Hacker News new | ask | show | jobs
by Llevel 3517 days ago
The biggest drawback for me would be the inability to charge quickly.

With a Tesla you can take it on a road trip, as long you plan it around hitting supercharging stations. In the bolt, you can go 200 miles, but have to stop for the night to grab a full charge.

But if you aren't the type of person to drive more than 4 hours a day, or have an alternative vehicle for longer trips, this could be a great choice.

1 comments

The Bolt supports quick charging at CCS stations tho. It's right in the article.
Before anyone says otherwise, there are already more CCS quick charge locations than there are Tesla Supercharger locations, before the Bolt has even gone on sale. The number grows every day. There were zero Superchargers when Tesla started selling its cars.

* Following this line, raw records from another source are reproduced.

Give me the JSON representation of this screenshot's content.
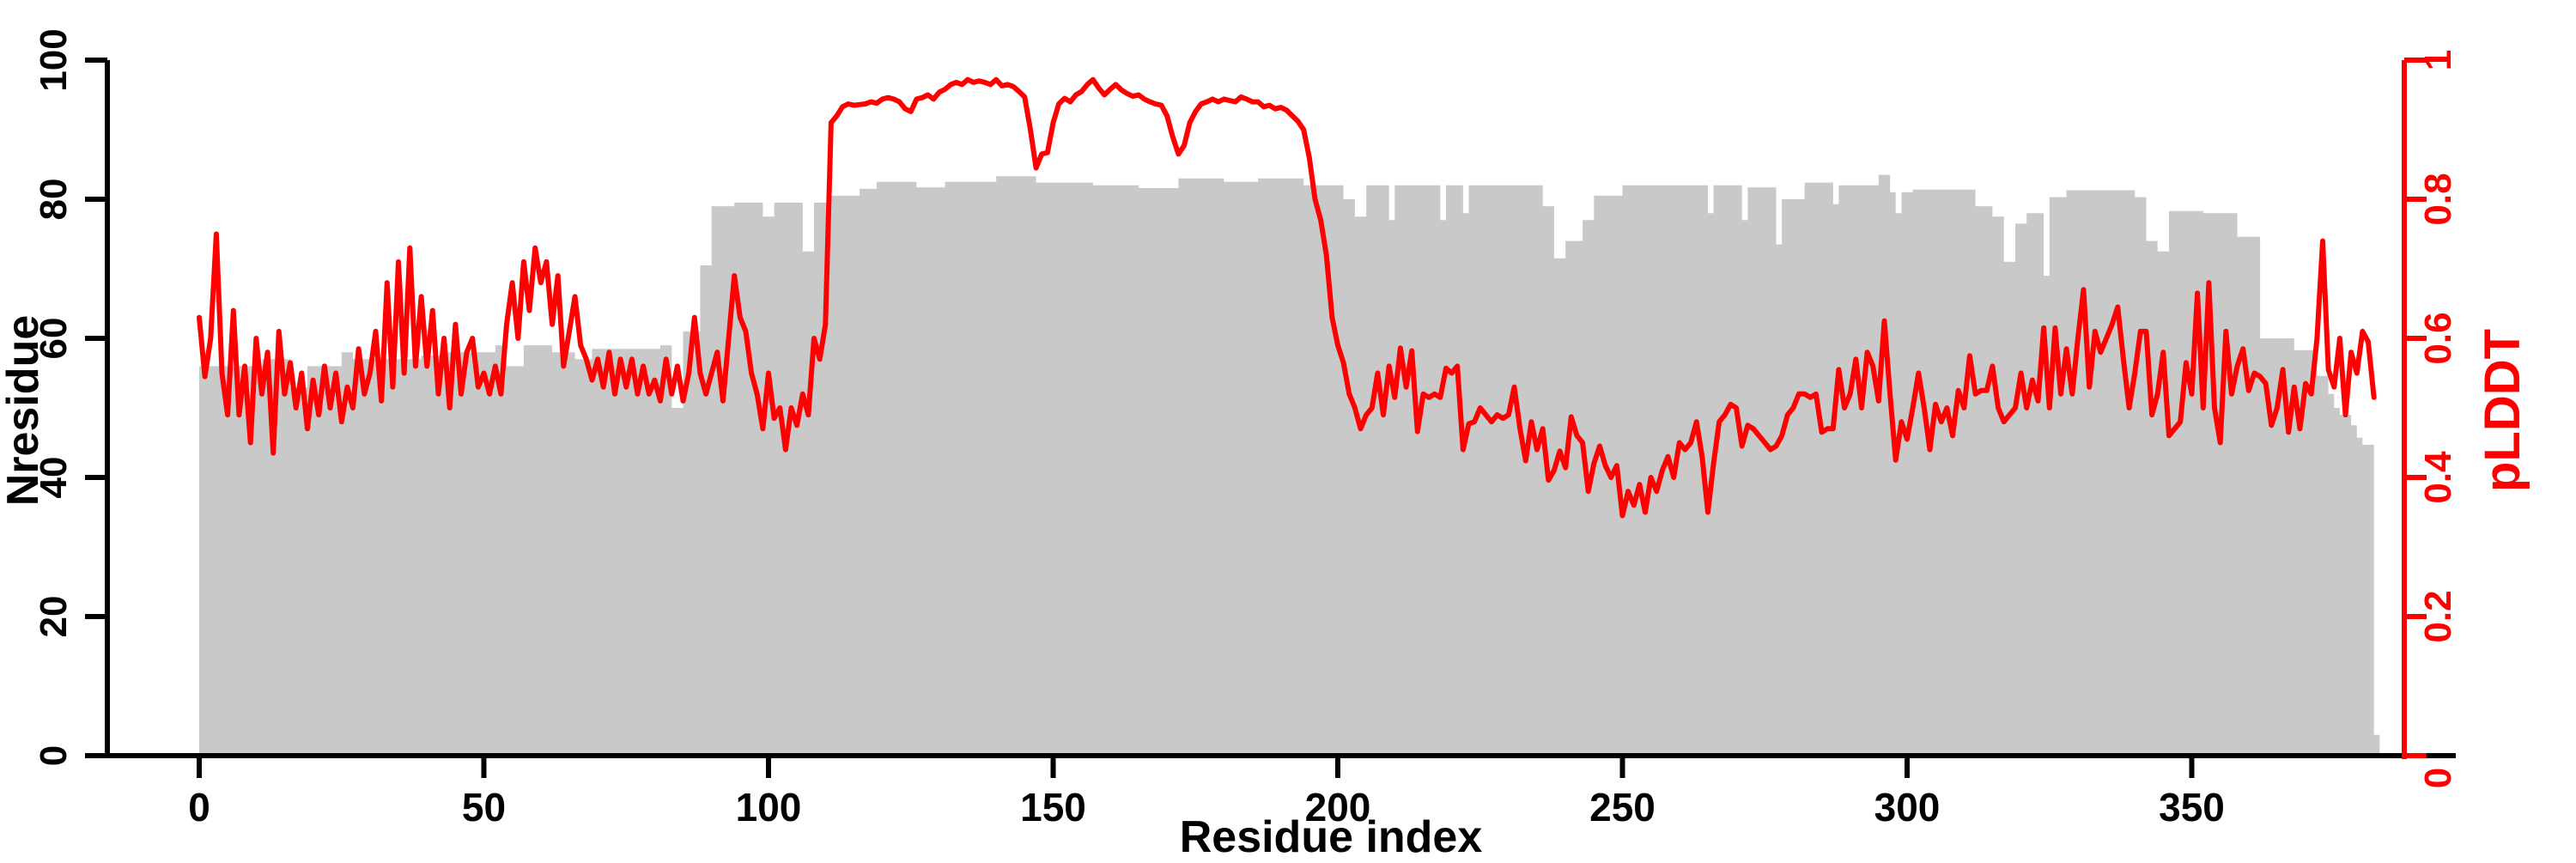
{
  "figure": {
    "background": "#ffffff",
    "bar_color": "#c9c9c9",
    "line_color": "#ff0000",
    "axis_color": "#000000"
  },
  "chart_data": {
    "type": "line",
    "description": "Per-residue pLDDT line (red, right axis) over gray step-area of Nresidue (left axis)",
    "x_axis": {
      "label": "Residue index",
      "range": [
        0,
        387
      ],
      "ticks": [
        0,
        50,
        100,
        150,
        200,
        250,
        300,
        350
      ],
      "tick_labels": [
        "0",
        "50",
        "100",
        "150",
        "200",
        "250",
        "300",
        "350"
      ],
      "grid": false
    },
    "y_axis_left": {
      "label": "Nresidue",
      "range": [
        0,
        100
      ],
      "ticks": [
        0,
        20,
        40,
        60,
        80,
        100
      ],
      "tick_labels": [
        "0",
        "20",
        "40",
        "60",
        "80",
        "100"
      ]
    },
    "y_axis_right": {
      "label": "pLDDT",
      "range": [
        0,
        1
      ],
      "ticks": [
        0,
        0.2,
        0.4,
        0.6,
        0.8,
        1
      ],
      "tick_labels": [
        "0",
        "0.2",
        "0.4",
        "0.6",
        "0.8",
        "1"
      ]
    },
    "series": [
      {
        "name": "Nresidue",
        "type": "step-area",
        "color": "#c9c9c9",
        "segments": [
          [
            0,
            11,
            56
          ],
          [
            11,
            16,
            57
          ],
          [
            16,
            19,
            53
          ],
          [
            19,
            25,
            56
          ],
          [
            25,
            27,
            58
          ],
          [
            27,
            39,
            57
          ],
          [
            39,
            43,
            57.5
          ],
          [
            43,
            52,
            58
          ],
          [
            52,
            54,
            59
          ],
          [
            54,
            57,
            56
          ],
          [
            57,
            62,
            59
          ],
          [
            62,
            66,
            58
          ],
          [
            66,
            69,
            57
          ],
          [
            69,
            81,
            58.5
          ],
          [
            81,
            83,
            59
          ],
          [
            83,
            85,
            50
          ],
          [
            85,
            88,
            61
          ],
          [
            88,
            90,
            70.5
          ],
          [
            90,
            94,
            79
          ],
          [
            94,
            99,
            79.5
          ],
          [
            99,
            101,
            77.5
          ],
          [
            101,
            106,
            79.5
          ],
          [
            106,
            108,
            72.5
          ],
          [
            108,
            111,
            79.5
          ],
          [
            111,
            116,
            80.5
          ],
          [
            116,
            119,
            81.5
          ],
          [
            119,
            126,
            82.5
          ],
          [
            126,
            131,
            81.7
          ],
          [
            131,
            140,
            82.5
          ],
          [
            140,
            147,
            83.3
          ],
          [
            147,
            157,
            82.4
          ],
          [
            157,
            165,
            82
          ],
          [
            165,
            172,
            81.6
          ],
          [
            172,
            180,
            83
          ],
          [
            180,
            186,
            82.5
          ],
          [
            186,
            194,
            83
          ],
          [
            194,
            201,
            82
          ],
          [
            201,
            203,
            80
          ],
          [
            203,
            205,
            77.5
          ],
          [
            205,
            209,
            82
          ],
          [
            209,
            210,
            77
          ],
          [
            210,
            218,
            82
          ],
          [
            218,
            219,
            77
          ],
          [
            219,
            222,
            82
          ],
          [
            222,
            223,
            78
          ],
          [
            223,
            236,
            82
          ],
          [
            236,
            238,
            79
          ],
          [
            238,
            240,
            71.5
          ],
          [
            240,
            243,
            74
          ],
          [
            243,
            245,
            77
          ],
          [
            245,
            250,
            80.5
          ],
          [
            250,
            265,
            82
          ],
          [
            265,
            266,
            78
          ],
          [
            266,
            271,
            82
          ],
          [
            271,
            272,
            77
          ],
          [
            272,
            277,
            81.7
          ],
          [
            277,
            278,
            73.5
          ],
          [
            278,
            282,
            80
          ],
          [
            282,
            287,
            82.4
          ],
          [
            287,
            288,
            79.3
          ],
          [
            288,
            295,
            82
          ],
          [
            295,
            297,
            83.5
          ],
          [
            297,
            298,
            81
          ],
          [
            298,
            299,
            78
          ],
          [
            299,
            301,
            81
          ],
          [
            301,
            312,
            81.4
          ],
          [
            312,
            315,
            79
          ],
          [
            315,
            317,
            77.5
          ],
          [
            317,
            319,
            71
          ],
          [
            319,
            321,
            76.5
          ],
          [
            321,
            324,
            78
          ],
          [
            324,
            325,
            69
          ],
          [
            325,
            328,
            80.3
          ],
          [
            328,
            340,
            81.3
          ],
          [
            340,
            342,
            80.3
          ],
          [
            342,
            344,
            74
          ],
          [
            344,
            346,
            72.5
          ],
          [
            346,
            352,
            78.3
          ],
          [
            352,
            358,
            78
          ],
          [
            358,
            362,
            74.6
          ],
          [
            362,
            368,
            60
          ],
          [
            368,
            372,
            58.3
          ],
          [
            372,
            374,
            54.6
          ],
          [
            374,
            375,
            52
          ],
          [
            375,
            376,
            50
          ],
          [
            376,
            378,
            49
          ],
          [
            378,
            379,
            47.5
          ],
          [
            379,
            380,
            45.7
          ],
          [
            380,
            382,
            44.7
          ],
          [
            382,
            383,
            3
          ]
        ]
      },
      {
        "name": "pLDDT",
        "type": "line",
        "color": "#ff0000",
        "x_start": 0,
        "x_step": 1,
        "values": [
          0.63,
          0.545,
          0.6,
          0.75,
          0.55,
          0.49,
          0.64,
          0.49,
          0.56,
          0.45,
          0.6,
          0.52,
          0.58,
          0.435,
          0.61,
          0.52,
          0.565,
          0.5,
          0.55,
          0.47,
          0.54,
          0.49,
          0.56,
          0.5,
          0.55,
          0.48,
          0.53,
          0.5,
          0.585,
          0.52,
          0.55,
          0.61,
          0.51,
          0.68,
          0.53,
          0.71,
          0.55,
          0.73,
          0.56,
          0.66,
          0.56,
          0.64,
          0.52,
          0.6,
          0.5,
          0.62,
          0.52,
          0.58,
          0.6,
          0.53,
          0.55,
          0.52,
          0.56,
          0.52,
          0.62,
          0.68,
          0.6,
          0.71,
          0.64,
          0.73,
          0.68,
          0.71,
          0.62,
          0.69,
          0.56,
          0.61,
          0.66,
          0.59,
          0.57,
          0.54,
          0.57,
          0.53,
          0.58,
          0.52,
          0.57,
          0.53,
          0.57,
          0.52,
          0.56,
          0.52,
          0.54,
          0.51,
          0.57,
          0.52,
          0.56,
          0.51,
          0.55,
          0.63,
          0.55,
          0.52,
          0.55,
          0.58,
          0.51,
          0.6,
          0.69,
          0.63,
          0.61,
          0.55,
          0.52,
          0.47,
          0.55,
          0.485,
          0.5,
          0.44,
          0.5,
          0.475,
          0.52,
          0.49,
          0.6,
          0.57,
          0.62,
          0.91,
          0.92,
          0.933,
          0.937,
          0.935,
          0.936,
          0.937,
          0.94,
          0.938,
          0.944,
          0.946,
          0.944,
          0.94,
          0.93,
          0.926,
          0.944,
          0.946,
          0.95,
          0.944,
          0.954,
          0.958,
          0.965,
          0.968,
          0.965,
          0.972,
          0.968,
          0.97,
          0.968,
          0.965,
          0.972,
          0.963,
          0.965,
          0.962,
          0.955,
          0.947,
          0.9,
          0.845,
          0.865,
          0.867,
          0.91,
          0.937,
          0.945,
          0.94,
          0.95,
          0.955,
          0.965,
          0.972,
          0.96,
          0.95,
          0.958,
          0.965,
          0.957,
          0.952,
          0.948,
          0.95,
          0.944,
          0.94,
          0.937,
          0.935,
          0.92,
          0.89,
          0.865,
          0.877,
          0.91,
          0.926,
          0.937,
          0.94,
          0.944,
          0.94,
          0.944,
          0.942,
          0.94,
          0.947,
          0.944,
          0.94,
          0.94,
          0.933,
          0.935,
          0.93,
          0.932,
          0.928,
          0.92,
          0.912,
          0.9,
          0.86,
          0.8,
          0.77,
          0.72,
          0.63,
          0.59,
          0.565,
          0.52,
          0.5,
          0.47,
          0.49,
          0.5,
          0.55,
          0.49,
          0.56,
          0.515,
          0.586,
          0.53,
          0.582,
          0.466,
          0.52,
          0.515,
          0.52,
          0.515,
          0.557,
          0.55,
          0.56,
          0.44,
          0.477,
          0.48,
          0.5,
          0.49,
          0.48,
          0.49,
          0.485,
          0.49,
          0.53,
          0.47,
          0.424,
          0.48,
          0.44,
          0.47,
          0.396,
          0.41,
          0.438,
          0.414,
          0.487,
          0.46,
          0.45,
          0.38,
          0.42,
          0.445,
          0.417,
          0.4,
          0.417,
          0.345,
          0.38,
          0.36,
          0.39,
          0.35,
          0.4,
          0.38,
          0.41,
          0.43,
          0.4,
          0.45,
          0.44,
          0.45,
          0.48,
          0.43,
          0.35,
          0.42,
          0.48,
          0.49,
          0.505,
          0.5,
          0.445,
          0.475,
          0.47,
          0.46,
          0.45,
          0.44,
          0.445,
          0.46,
          0.49,
          0.5,
          0.52,
          0.52,
          0.515,
          0.52,
          0.465,
          0.47,
          0.47,
          0.555,
          0.5,
          0.52,
          0.57,
          0.5,
          0.58,
          0.56,
          0.51,
          0.625,
          0.52,
          0.425,
          0.48,
          0.455,
          0.5,
          0.55,
          0.5,
          0.44,
          0.505,
          0.48,
          0.5,
          0.46,
          0.525,
          0.5,
          0.575,
          0.52,
          0.525,
          0.525,
          0.56,
          0.5,
          0.48,
          0.49,
          0.5,
          0.55,
          0.5,
          0.54,
          0.51,
          0.615,
          0.5,
          0.615,
          0.52,
          0.585,
          0.52,
          0.6,
          0.67,
          0.53,
          0.61,
          0.58,
          0.6,
          0.62,
          0.645,
          0.57,
          0.5,
          0.55,
          0.61,
          0.61,
          0.49,
          0.52,
          0.58,
          0.46,
          0.47,
          0.48,
          0.565,
          0.52,
          0.665,
          0.5,
          0.68,
          0.5,
          0.45,
          0.61,
          0.52,
          0.56,
          0.585,
          0.525,
          0.55,
          0.545,
          0.535,
          0.475,
          0.5,
          0.555,
          0.465,
          0.53,
          0.47,
          0.535,
          0.52,
          0.6,
          0.74,
          0.555,
          0.53,
          0.6,
          0.49,
          0.58,
          0.55,
          0.61,
          0.595,
          0.515
        ]
      }
    ],
    "legend": null,
    "title": ""
  }
}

734 Supercharger stations: https://www.tesla.com/supercharger

843 CCS stations: http://www.afdc.energy.gov/locator/stations/widget/results?u...

The article is misleading by counting "hookups" (plugs) instead of locations.

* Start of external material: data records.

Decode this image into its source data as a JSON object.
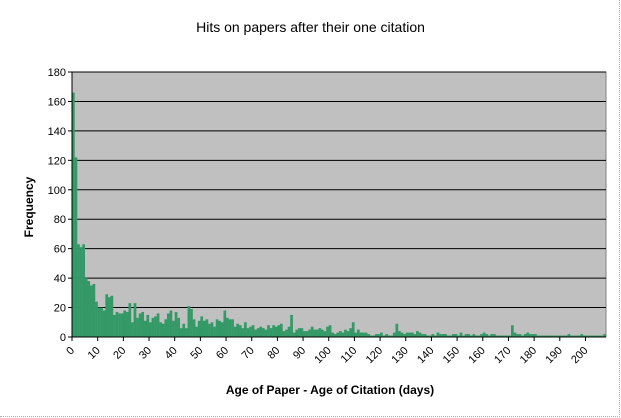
{
  "chart_data": {
    "type": "bar",
    "title": "Hits on papers after their one citation",
    "xlabel": "Age of Paper - Age of Citation (days)",
    "ylabel": "Frequency",
    "ylim": [
      0,
      180
    ],
    "y_ticks": [
      0,
      20,
      40,
      60,
      80,
      100,
      120,
      140,
      160,
      180
    ],
    "x_ticks": [
      0,
      10,
      20,
      30,
      40,
      50,
      60,
      70,
      80,
      90,
      100,
      110,
      120,
      130,
      140,
      150,
      160,
      170,
      180,
      190,
      200
    ],
    "xlim": [
      0,
      208
    ],
    "grid": true,
    "legend": "none",
    "bar_color": "#339966",
    "plot_background": "#c0c0c0",
    "categories": [
      0,
      1,
      2,
      3,
      4,
      5,
      6,
      7,
      8,
      9,
      10,
      11,
      12,
      13,
      14,
      15,
      16,
      17,
      18,
      19,
      20,
      21,
      22,
      23,
      24,
      25,
      26,
      27,
      28,
      29,
      30,
      31,
      32,
      33,
      34,
      35,
      36,
      37,
      38,
      39,
      40,
      41,
      42,
      43,
      44,
      45,
      46,
      47,
      48,
      49,
      50,
      51,
      52,
      53,
      54,
      55,
      56,
      57,
      58,
      59,
      60,
      61,
      62,
      63,
      64,
      65,
      66,
      67,
      68,
      69,
      70,
      71,
      72,
      73,
      74,
      75,
      76,
      77,
      78,
      79,
      80,
      81,
      82,
      83,
      84,
      85,
      86,
      87,
      88,
      89,
      90,
      91,
      92,
      93,
      94,
      95,
      96,
      97,
      98,
      99,
      100,
      101,
      102,
      103,
      104,
      105,
      106,
      107,
      108,
      109,
      110,
      111,
      112,
      113,
      114,
      115,
      116,
      117,
      118,
      119,
      120,
      121,
      122,
      123,
      124,
      125,
      126,
      127,
      128,
      129,
      130,
      131,
      132,
      133,
      134,
      135,
      136,
      137,
      138,
      139,
      140,
      141,
      142,
      143,
      144,
      145,
      146,
      147,
      148,
      149,
      150,
      151,
      152,
      153,
      154,
      155,
      156,
      157,
      158,
      159,
      160,
      161,
      162,
      163,
      164,
      165,
      166,
      167,
      168,
      169,
      170,
      171,
      172,
      173,
      174,
      175,
      176,
      177,
      178,
      179,
      180,
      181,
      182,
      183,
      184,
      185,
      186,
      187,
      188,
      189,
      190,
      191,
      192,
      193,
      194,
      195,
      196,
      197,
      198,
      199,
      200,
      201,
      202,
      203,
      204,
      205,
      206,
      207
    ],
    "values": [
      166,
      122,
      63,
      61,
      63,
      40,
      38,
      35,
      36,
      24,
      20,
      20,
      18,
      29,
      27,
      28,
      15,
      17,
      16,
      16,
      18,
      17,
      23,
      10,
      23,
      13,
      16,
      17,
      11,
      15,
      10,
      13,
      14,
      16,
      10,
      9,
      12,
      16,
      18,
      11,
      17,
      13,
      6,
      9,
      6,
      21,
      19,
      12,
      7,
      11,
      14,
      11,
      12,
      9,
      10,
      7,
      12,
      11,
      10,
      18,
      13,
      12,
      12,
      7,
      9,
      8,
      6,
      10,
      6,
      7,
      8,
      5,
      6,
      7,
      6,
      5,
      8,
      6,
      8,
      7,
      8,
      9,
      4,
      5,
      7,
      15,
      3,
      5,
      6,
      6,
      4,
      4,
      5,
      7,
      5,
      5,
      6,
      5,
      4,
      7,
      8,
      3,
      2,
      3,
      4,
      3,
      5,
      4,
      6,
      10,
      3,
      5,
      3,
      3,
      3,
      2,
      1,
      1,
      2,
      2,
      3,
      1,
      2,
      1,
      1,
      3,
      9,
      4,
      3,
      2,
      3,
      3,
      3,
      2,
      4,
      3,
      2,
      2,
      1,
      1,
      2,
      1,
      3,
      2,
      2,
      2,
      1,
      1,
      2,
      2,
      1,
      3,
      1,
      2,
      2,
      1,
      2,
      1,
      1,
      2,
      3,
      2,
      1,
      2,
      2,
      1,
      1,
      1,
      1,
      1,
      1,
      8,
      3,
      2,
      2,
      1,
      2,
      3,
      2,
      2,
      2,
      1,
      1,
      1,
      1,
      1,
      1,
      1,
      1,
      1,
      1,
      1,
      1,
      2,
      1,
      1,
      1,
      1,
      2,
      1,
      1,
      1,
      1,
      1,
      1,
      1,
      1,
      2
    ]
  }
}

Not even close - there are roughly 2x as many SuperChargers as CSS stations. Also, CCS stations are clustered around population centers and not optimized for long road trips. Lastly, CCS charging can't be built in to the purchase price of the Bolt.

All of these facts are directly from TFA...

As a car driver, I've never taken or wanted to take a long road trip in any car. If it's more than 2 hours away, we fly or take a train. As an EV driver, the DCFC stations in population centers are what's needed. They're what let me drive to the next city over in my Leaf to shop, eat or visit people. The companies building these things are putting them where the demand is.
>>People don't take thousand mile road trips every day

Yes they do. Everyday thousands of tourist drive from BFE to Orlando, it's one of the reasons stretch of I-4 along the attractions is the deadliest in the US (too many tourist that all drive differently).

It may not be common in your region of the world, but it is extremely common in other regions.

And certainly many people routinely drive 200-300 miles or so for a weekend trip--to rural locations that aren't going to have much in the way of charging infrastructure.
If you're going from pretty much any major city to ski areas, mountain hiking, kayaking/canoeing, etc. you can easily be looking at a couple hundred miles or more. You may not do that but it's a very common weekend activity for many people in urban areas.
The challenge with the CCS stations is they are generally only one or two plugs. As CCS cars become more prevalent, they're going to need much larger setups, with 8, 10 or 12 plugs at each station. The wait to quick-charge is bad enough. It would be a lot worse if you had to wait 20 minutes just to get on the charger.
There are only one or two plugs because there are no cars to use them. BMW's sold just 22K i3's to date worldwide. Chevy's sold a few thousand Spark EV's. Tesla and Leaf don't use CCS. Most of the time the chargers sit completely idle. There's no need, nor financial projections to justify, building more CCS plugs per location. The ratio of CCS plugs to CCS-capable cars is probably better than the ratio of Supercharger plugs to Tesla cars. Tesla's locations are the ones known for the lines of waiting cars.

Keep in mind the Bolt hasn't gone on sale yet. Nobody's bought one, there are zero Bolt drivers available to pay money to Blink/CP/NRG that are laying out $50K+ to build each CCS charger. If they've built nearly 900 of them around the nation anyway, on the premise that the cars are coming, think about how fast the network can expand when there are actual cars on the road to justify doing so. Volkswagen is going to dump almost $2 billion into building CCS chargers as part of its settlement for the emissions scandal.

Like all technology, early adopters will suffer "just one or two plugs" for a while... or not, if you're in Pennsylvania like me, and the chargers are unused and available 100% of the time I check Plugshare... so that in a few years, when there are half a million or more EVs on the road... that is, potential customers... we will have created demand that led to those additional plugs being built.

Complaining that there are only 1579 fast charge plugs for the Bolt before it goes on sale is like complaining there weren't enough iPhone docks available before the iPhone came out. The accessories showed up after the customers that can buy them did.

Fair enough. I've seen full J1772 charger stations, but you're right that I haven't seen full CCS stations. As the number of CCS-capable cars increase, we should see improvements in station capacity and reliability.
From the article:

> As of September 1, 2016, there were 1061 CCS fast-charging connectors in the United States, versus 2010 Tesla Supercharger hookups.

I can't fathom where they got those numbers. They aren't close to anything from Tesla, Plugshare, or the US DoE.
My mistake, I didn't see it on the official Bolt website, so I assumed it wasn't included.
It's not 'included' - it's a $750 option for the port, plus you pay per-use for the CCS stations.
Further, CCS barely qualifies as "quick." The Bolt will add up to 90 miles of range in 30 minutes. Teslas do about twice that.